Quand Bercy montre que les économies cassent la croissance et l’emploi

50 milliards par Mathieu Lapprand

Selon le propre outil de simulation économique de Bercy, l’ensemble des mesures d’économies proposées par le gouvernement pour répondre aux injonctions européennes de réduction des dépenses publiques pourrait entraîner la suppression de 60 000 emplois d’ici à 2017.

La rapporteure générale du Budget, la députée du Tarn-et-Garonne Valérie Rabault, a lancé un pavé dans la mare en publiant le 18 juin son rapport sur le projet de loi de finances rectificative (PLFR) pour 2014. Alors que les discussions parlementaires ont débuté quelques jours plus tard, le lundi 23 juin, son rapport aura donné du grain à moudre aux députés contestant la politique d’austérité à tous crins du gouvernement. Si la rapporteure déclare soutenir le gouvernement dans ses orientations de réduction des déficits par la baisse des dépenses publiques, elle met en garde ses collègues contre les effets récessifs des mesures préconisées.

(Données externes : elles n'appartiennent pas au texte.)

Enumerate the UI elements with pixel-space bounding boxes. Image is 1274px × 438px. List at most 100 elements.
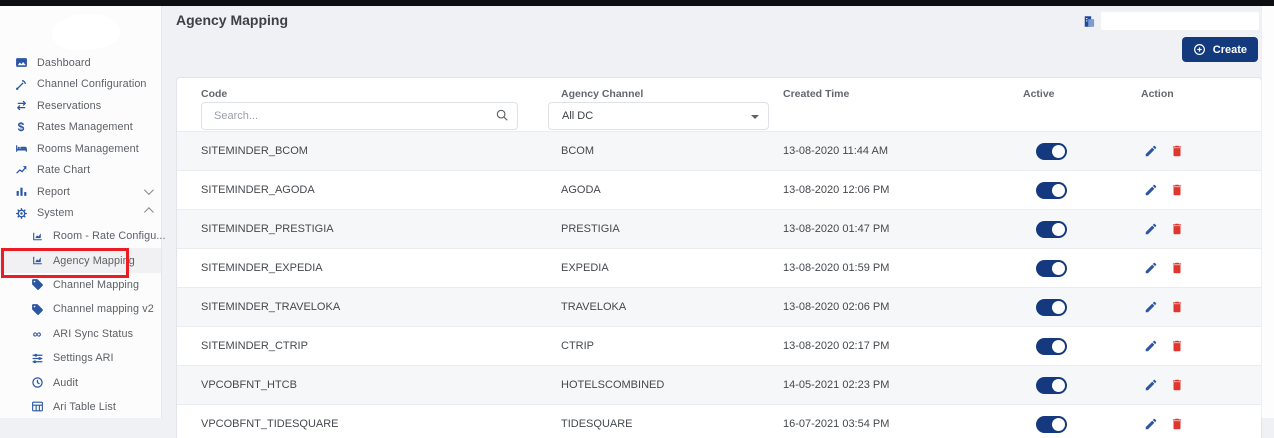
edit-icon[interactable] <box>1143 144 1158 159</box>
column-header-active: Active <box>1023 88 1055 100</box>
edit-icon[interactable] <box>1143 183 1158 198</box>
sidebar-item-channel-configuration[interactable]: Channel Configuration <box>0 74 161 96</box>
sidebar-item-agency-mapping[interactable]: Agency Mapping <box>0 248 161 273</box>
sidebar-item-report[interactable]: Report <box>0 181 161 203</box>
sidebar-item-label: Rates Management <box>37 121 133 134</box>
chart-icon <box>30 254 44 268</box>
sidebar-item-label: Dashboard <box>37 56 91 69</box>
table-row: VPCOBFNT_HTCB HOTELSCOMBINED 14-05-2021 … <box>177 365 1261 404</box>
toggle-knob <box>1052 300 1065 314</box>
sidebar-item-room-rate-configuration[interactable]: Room - Rate Configu... <box>0 224 166 248</box>
delete-icon[interactable] <box>1169 144 1184 159</box>
sidebar-item-channel-mapping[interactable]: Channel Mapping <box>0 273 161 297</box>
scrollbar-track[interactable] <box>1261 6 1274 418</box>
row-code: SITEMINDER_AGODA <box>201 184 315 196</box>
edit-icon[interactable] <box>1143 222 1158 237</box>
tag-icon <box>30 278 44 292</box>
reservations-icon <box>14 99 28 113</box>
sidebar-item-label: Rate Chart <box>37 164 91 177</box>
sidebar-item-rates-management[interactable]: $ Rates Management <box>0 117 161 139</box>
toggle-knob <box>1052 144 1065 158</box>
table-row: SITEMINDER_TRAVELOKA TRAVELOKA 13-08-202… <box>177 287 1261 326</box>
row-code: VPCOBFNT_HTCB <box>201 379 297 391</box>
sidebar-item-label: System <box>37 207 74 220</box>
delete-icon[interactable] <box>1169 222 1184 237</box>
sidebar-item-reservations[interactable]: Reservations <box>0 95 161 117</box>
app-logo-redacted <box>50 9 122 55</box>
sidebar-item-label: Reservations <box>37 99 102 112</box>
column-header-created-time: Created Time <box>783 88 850 100</box>
column-header-code: Code <box>201 88 228 100</box>
delete-icon[interactable] <box>1169 300 1184 315</box>
delete-icon[interactable] <box>1169 417 1184 432</box>
sidebar-item-label: ARI Sync Status <box>53 327 134 340</box>
chevron-up-icon <box>143 206 154 217</box>
row-channel: BCOM <box>561 145 594 157</box>
code-search-input[interactable] <box>201 102 518 130</box>
sidebar-item-label: Audit <box>53 376 79 389</box>
agency-mapping-table-card: Code Agency Channel Created Time Active … <box>176 77 1262 438</box>
table-body: SITEMINDER_BCOM BCOM 13-08-2020 11:44 AM… <box>177 131 1261 438</box>
row-channel: TIDESQUARE <box>561 418 633 430</box>
sidebar-item-label: Channel Mapping <box>53 278 140 291</box>
edit-icon[interactable] <box>1143 417 1158 432</box>
channel-filter-select[interactable]: All DC <box>548 102 769 130</box>
row-channel: PRESTIGIA <box>561 223 620 235</box>
sidebar-item-ari-sync-status[interactable]: ∞ ARI Sync Status <box>0 322 161 346</box>
rate-chart-icon <box>14 163 28 177</box>
property-name-redacted <box>1101 12 1259 30</box>
report-icon <box>14 185 28 199</box>
system-icon <box>14 206 28 220</box>
sidebar-item-label: Channel Configuration <box>37 78 147 91</box>
active-toggle[interactable] <box>1036 337 1067 355</box>
edit-icon[interactable] <box>1143 378 1158 393</box>
create-button[interactable]: Create <box>1181 37 1258 62</box>
row-created: 13-08-2020 01:47 PM <box>783 223 890 235</box>
sidebar-item-dashboard[interactable]: Dashboard <box>0 52 161 74</box>
sidebar-item-rooms-management[interactable]: Rooms Management <box>0 138 161 160</box>
sidebar-item-audit[interactable]: Audit <box>0 370 161 394</box>
sliders-icon <box>30 351 44 365</box>
table-filter-row: All DC <box>177 102 1261 131</box>
rates-management-icon: $ <box>17 120 25 135</box>
sidebar-item-label: Report <box>37 185 71 198</box>
dashboard-icon <box>14 56 28 70</box>
delete-icon[interactable] <box>1169 183 1184 198</box>
sidebar-item-system[interactable]: System <box>0 203 161 225</box>
active-toggle[interactable] <box>1036 181 1067 199</box>
sidebar-item-ari-table-list[interactable]: Ari Table List <box>0 395 161 419</box>
create-button-label: Create <box>1212 43 1247 56</box>
edit-icon[interactable] <box>1143 261 1158 276</box>
table-row: SITEMINDER_AGODA AGODA 13-08-2020 12:06 … <box>177 170 1261 209</box>
channel-configuration-icon <box>14 77 28 91</box>
rooms-management-icon <box>14 142 28 156</box>
row-channel: TRAVELOKA <box>561 301 627 313</box>
edit-icon[interactable] <box>1143 339 1158 354</box>
active-toggle[interactable] <box>1036 259 1067 277</box>
sidebar-item-label: Settings ARI <box>53 352 114 365</box>
row-code: SITEMINDER_PRESTIGIA <box>201 223 334 235</box>
active-toggle[interactable] <box>1036 415 1067 433</box>
delete-icon[interactable] <box>1169 339 1184 354</box>
row-code: VPCOBFNT_TIDESQUARE <box>201 418 339 430</box>
active-toggle[interactable] <box>1036 220 1067 238</box>
delete-icon[interactable] <box>1169 378 1184 393</box>
row-created: 16-07-2021 03:54 PM <box>783 418 890 430</box>
active-toggle[interactable] <box>1036 376 1067 394</box>
sidebar-item-channel-mapping-v2[interactable]: Channel mapping v2 <box>0 297 161 321</box>
page-title: Agency Mapping <box>176 12 289 28</box>
toggle-knob <box>1052 339 1065 353</box>
delete-icon[interactable] <box>1169 261 1184 276</box>
active-toggle[interactable] <box>1036 142 1067 160</box>
sidebar-item-label: Rooms Management <box>37 142 139 155</box>
table-row: VPCOBFNT_TIDESQUARE TIDESQUARE 16-07-202… <box>177 404 1261 438</box>
property-selector[interactable] <box>1083 11 1259 31</box>
chart-icon <box>30 229 44 243</box>
chevron-down-icon <box>143 185 154 196</box>
column-header-action: Action <box>1141 88 1174 100</box>
sidebar-item-settings-ari[interactable]: Settings ARI <box>0 346 161 370</box>
edit-icon[interactable] <box>1143 300 1158 315</box>
sidebar-item-rate-chart[interactable]: Rate Chart <box>0 160 161 182</box>
row-code: SITEMINDER_EXPEDIA <box>201 262 323 274</box>
active-toggle[interactable] <box>1036 298 1067 316</box>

Ainsi estime-t-elle nécessaire d’« articuler les mesures d’économies et les mesures de relance au cours des trois prochaines années, de manière à garantir que les effets récessifs soient suffisamment compensés pour ne pas hypothéquer la reprise économique ». Et la députée s’est procuré quelques éléments à même d’étayer son propos.

En commission des finances, le 11 juin dernier, la députée a demandé à Christian Eckert, le secrétaire d’État chargé du Budget, la transmission à la commission de simulations réalisées par Bercy sur le système Mésange (Modèle économétrique de simulation et d’analyse générale de l’économie). Si le secrétaire d’État a botté en touche en séance, la députée s’est elle-même déplacée à Bercy pour y chercher l’information désirée. S’appuyant sur l’article 57 de la loi organique relative aux lois de finance, Valérie Rabault a donc obtenu les simulations qu’elle souhaitait partager avec ses collègues.

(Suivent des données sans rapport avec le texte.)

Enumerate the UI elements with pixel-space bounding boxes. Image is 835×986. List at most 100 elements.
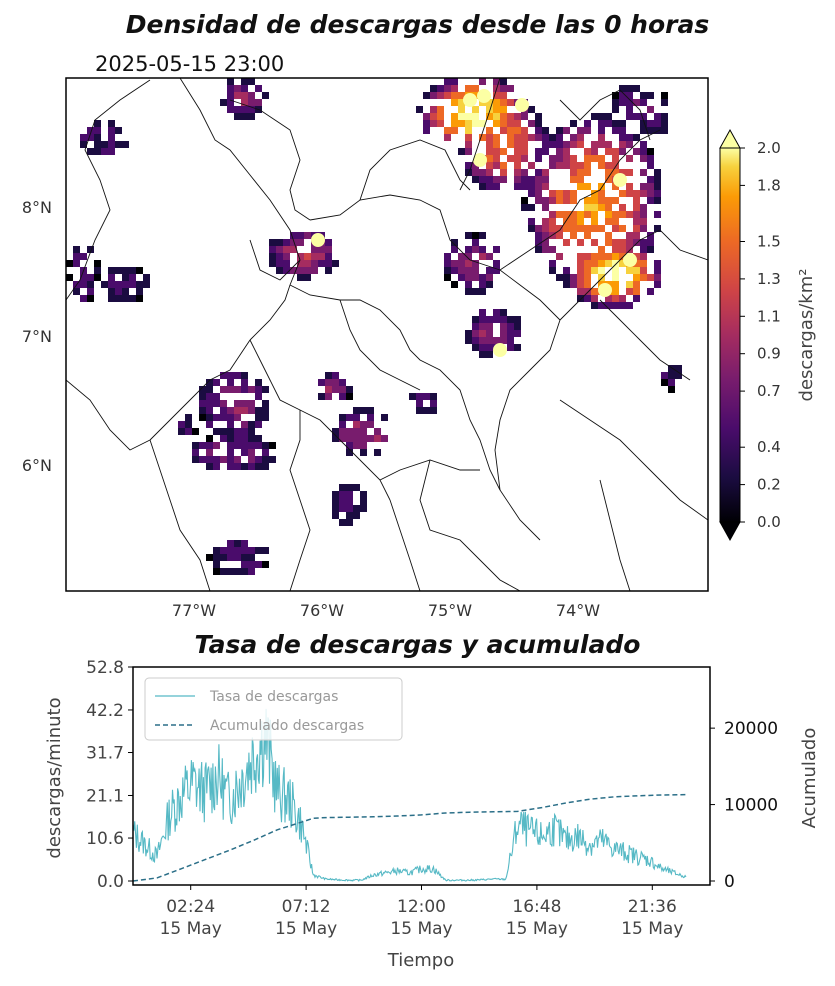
density-cell xyxy=(94,274,101,281)
density-cell xyxy=(535,134,542,141)
density-cell xyxy=(283,246,290,253)
density-cell xyxy=(262,92,269,99)
density-cell xyxy=(535,225,542,232)
density-cell xyxy=(416,400,423,407)
density-cell xyxy=(591,253,598,260)
density-cell xyxy=(241,106,248,113)
density-cell xyxy=(374,449,381,456)
hotspot xyxy=(613,173,627,187)
density-cell xyxy=(346,435,353,442)
density-cell xyxy=(542,176,549,183)
density-cell xyxy=(598,134,605,141)
density-cell xyxy=(479,323,486,330)
density-cell xyxy=(332,386,339,393)
density-cell xyxy=(626,106,633,113)
density-cell xyxy=(549,246,556,253)
density-cell xyxy=(192,442,199,449)
density-cell xyxy=(276,267,283,274)
density-cell xyxy=(563,190,570,197)
density-cell xyxy=(507,323,514,330)
density-cell xyxy=(633,85,640,92)
density-cell xyxy=(430,106,437,113)
density-cell xyxy=(346,512,353,519)
density-cell xyxy=(122,267,129,274)
series-cumulative-line xyxy=(132,793,687,882)
density-cell xyxy=(612,197,619,204)
density-cell xyxy=(472,176,479,183)
density-cell xyxy=(640,127,647,134)
density-cell xyxy=(199,400,206,407)
density-cell xyxy=(507,344,514,351)
density-cell xyxy=(115,141,122,148)
density-cell xyxy=(451,267,458,274)
density-cell xyxy=(528,204,535,211)
density-cell xyxy=(262,456,269,463)
density-cell xyxy=(626,302,633,309)
density-cell xyxy=(633,267,640,274)
density-cell xyxy=(535,169,542,176)
density-cell xyxy=(206,456,213,463)
density-cell xyxy=(612,106,619,113)
density-cell xyxy=(521,113,528,120)
density-cell xyxy=(465,162,472,169)
density-cell xyxy=(94,260,101,267)
density-cell xyxy=(598,204,605,211)
colorbar-tick-label: 0.4 xyxy=(757,438,781,456)
density-cell xyxy=(311,253,318,260)
density-cell xyxy=(325,260,332,267)
density-cell xyxy=(612,127,619,134)
density-cell xyxy=(626,267,633,274)
density-cell xyxy=(493,99,500,106)
density-cell xyxy=(451,120,458,127)
density-cell xyxy=(584,274,591,281)
density-cell xyxy=(556,162,563,169)
density-cell xyxy=(612,99,619,106)
density-cell xyxy=(94,141,101,148)
density-cell xyxy=(507,85,514,92)
density-cell xyxy=(654,211,661,218)
density-cell xyxy=(556,197,563,204)
density-cell xyxy=(325,253,332,260)
density-cell xyxy=(556,274,563,281)
density-cell xyxy=(500,309,507,316)
density-cell xyxy=(318,379,325,386)
density-cell xyxy=(220,456,227,463)
density-cell xyxy=(514,183,521,190)
density-cell xyxy=(472,113,479,120)
density-cell xyxy=(640,239,647,246)
density-cell xyxy=(633,113,640,120)
density-cell xyxy=(367,435,374,442)
density-cell xyxy=(549,225,556,232)
density-cell xyxy=(584,225,591,232)
density-cell xyxy=(612,92,619,99)
density-cell xyxy=(255,379,262,386)
density-cell xyxy=(556,253,563,260)
density-cell xyxy=(591,141,598,148)
density-cell xyxy=(80,134,87,141)
density-cell xyxy=(598,120,605,127)
density-cell xyxy=(472,323,479,330)
x-tick-label: 02:24 xyxy=(166,897,215,917)
density-cell xyxy=(290,267,297,274)
density-cell xyxy=(206,407,213,414)
y-tick-label: 21.1 xyxy=(86,786,124,806)
density-cell xyxy=(626,113,633,120)
density-cell xyxy=(262,442,269,449)
density-cell xyxy=(241,386,248,393)
density-cell xyxy=(577,218,584,225)
x-tick-label: 15 May xyxy=(621,919,683,939)
density-cell xyxy=(479,344,486,351)
density-cell xyxy=(458,274,465,281)
density-cell xyxy=(570,141,577,148)
density-cell xyxy=(465,127,472,134)
density-cell xyxy=(591,239,598,246)
colorbar-tick-label: 2.0 xyxy=(757,139,781,157)
density-cell xyxy=(668,372,675,379)
density-cell xyxy=(451,85,458,92)
density-cell xyxy=(472,274,479,281)
density-cell xyxy=(633,197,640,204)
density-cell xyxy=(591,155,598,162)
y2-tick-label: 20000 xyxy=(724,719,778,739)
density-cell xyxy=(479,183,486,190)
density-cell xyxy=(248,113,255,120)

« LA SUPPRESSION DE 250 000 EMPLOIS À L’HORIZON 2017 »

La rapporteure indique donc dans son rapport que « selon les prévisions établies par le ministère des Finances et des Comptes publics [...], le plan d’économies de 50 milliards d’euros proposé par le gouvernement pour la période 2015 à 2017, soit une réduction des dépenses de plus de 2 points de PIB, aurait ainsi un impact négatif sur la croissance de 0,7% par an en moyenne entre 2015 et 2017, et pourrait entraîner la suppression de 250 000 emplois à horizon 2017 ». Le même logiciel estime également, selon son rapport, que « l’impact récessif du plan d’économies sera contrebalancé par les effets positifs des mesures de relance programmées dans le cadre du pacte de responsabilité et de solidarité et du CICE. [...] Ce pacte aurait pour effet, hors financement, de rehausser l’activité de 0,6 point à horizon 2017 et de créer 190 000 emplois ». Les propres outils dont dispose le gouvernement indiquent donc que d’ici ) à la fin du quinquennat de François Hollande, sa politique aura coûté la bagatelle de 0,1 point de croissance et 60 000 emplois. Mais au nom de la sacro-sainte réduction des déficits, on ne change évidemment pas une politique qui perd.

La députée remet sévèrement en cause les hypothèses du gouvernement concernant la consommation des ménages. Car selon ce dernier, la hausse de la consommation « serait soutenue par la baisse des cotisations salariales au niveau du Smic, par la réduction de l’impôt sur le revenu en bas de barème et par l’amélioration du marché de l’emploi, attendue à la suite des mesures d’offre prises en faveur des entreprises ». Or la rapporteure indique que cette « analyse ne prend pas en compte les effets récessifs induits par le gel du point d’indice des fonctionnaires et la non-revalorisation pendant un an de certaines prestations sociales et notamment des retraites supérieures à 1 200 euros par mois. Ce sont, en définitive, plusieurs milliards d’euros qui “manqueront” à la consommation des ménages et que ne viendront pas totalement compenser les mesures de bas de barème d’impôt sur le revenu ». Elle rappelle en conséquence « l’importance des contreparties à demander en termes d’investissement et d’emploi »... Contreparties que tant le patronat que le gouvernement ont refusé de formaliser.

C’est donc aujourd’hui des rangs mêmes de la majorité parlementaire que vient la contestation de la politique économique d’austérité. « Le temps du Parlement est venu », précisent certains députés de la majorité qui ont déposé, contre l’avis du gouvernement et de leur groupe, des amendements au collectif budgétaire. Nul doute que le rapport de Valérie Rabault sera au cœur des discussions parlementaires.